|herbal extract interactions with p450 enzyme in anti-HIV drugs
Sep 11, 2001
Hi. I am HIV positive and doing well on Sustiva/Combivir . Someone sold me a liquid natural supplement called "Intra Lifestyles" which contains a long list of herbal extracts. In doing some research on the web concerning possible risks, I found a page on this website (http://www.thebody.com/pinf/herbs.html) which outlines certain herbal extracts that "might" interact with the p450 enzyme, one of the same enzymes involved with Sustiva. One of these extracts (ginseng) is on the list of ingredients of the supplement I bought. I intend to do more research on how reputable the manufacturer is, but regardless I am somewhat hesitant about taking the supplement at all. Any comments or suggestions you might have would be much appreciated. Also, the article listed garlic as a possible interaction with p450. Would it be correct to assume a little bit of garlic in cooked food would not be a problem, but better to stay away from high dose garlic supplements if one wants to be "safe" until more information is available? Thanks you for you time. RT - Toronto
Response from Ms. Fields-Gardner
Your caution is appropriate, especially when it comes to saving your working anti-HIV regimen. There has been very little research into the potential for interactions between antiretrovirals or other medications and extracts or herbs. It seems that we learn about problems once they are reported in people who lose ground because of it.

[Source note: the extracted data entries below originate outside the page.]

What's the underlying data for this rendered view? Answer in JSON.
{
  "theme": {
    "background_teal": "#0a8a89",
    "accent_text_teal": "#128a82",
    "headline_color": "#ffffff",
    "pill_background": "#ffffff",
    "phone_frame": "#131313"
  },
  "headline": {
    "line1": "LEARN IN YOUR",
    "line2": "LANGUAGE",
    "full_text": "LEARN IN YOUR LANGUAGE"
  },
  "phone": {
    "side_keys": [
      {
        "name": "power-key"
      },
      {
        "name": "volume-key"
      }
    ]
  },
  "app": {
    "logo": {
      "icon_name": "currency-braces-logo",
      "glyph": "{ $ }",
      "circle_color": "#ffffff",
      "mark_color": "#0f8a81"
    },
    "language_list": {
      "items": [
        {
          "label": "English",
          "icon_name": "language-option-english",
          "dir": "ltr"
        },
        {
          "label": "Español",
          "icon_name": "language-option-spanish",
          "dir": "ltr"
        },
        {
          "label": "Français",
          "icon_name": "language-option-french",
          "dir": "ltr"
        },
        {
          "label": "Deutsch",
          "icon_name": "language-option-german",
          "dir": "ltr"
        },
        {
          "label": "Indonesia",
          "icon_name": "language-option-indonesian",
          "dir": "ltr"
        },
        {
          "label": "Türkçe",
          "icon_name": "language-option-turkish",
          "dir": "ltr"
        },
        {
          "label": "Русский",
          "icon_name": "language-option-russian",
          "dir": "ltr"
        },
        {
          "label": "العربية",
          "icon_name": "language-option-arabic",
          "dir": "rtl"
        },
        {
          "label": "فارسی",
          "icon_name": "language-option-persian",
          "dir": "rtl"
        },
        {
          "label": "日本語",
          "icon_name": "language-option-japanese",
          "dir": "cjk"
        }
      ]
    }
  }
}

You are right that it is the supplement form that is more likely to be concentrated enough to warrant concern (compared to the garlic cloves you have in spaghetti sauce, for instance). Garlic can have an additive effect with antihypertensive, lipid-lowering, oral anti-diabetic, and analgesic medications. It may also be counter productive if you are on synthroid for hypothyroidism.
Ginseng has the potential to interact with antihypertensive medications yielding an increase in blood pressure and interfere with estrogen, oral contraceptives, and anti-diabetic therapies. Ginseng may also increase insulin resistance and glucose tolerance when mixed with a regimen containing protease inhibitors.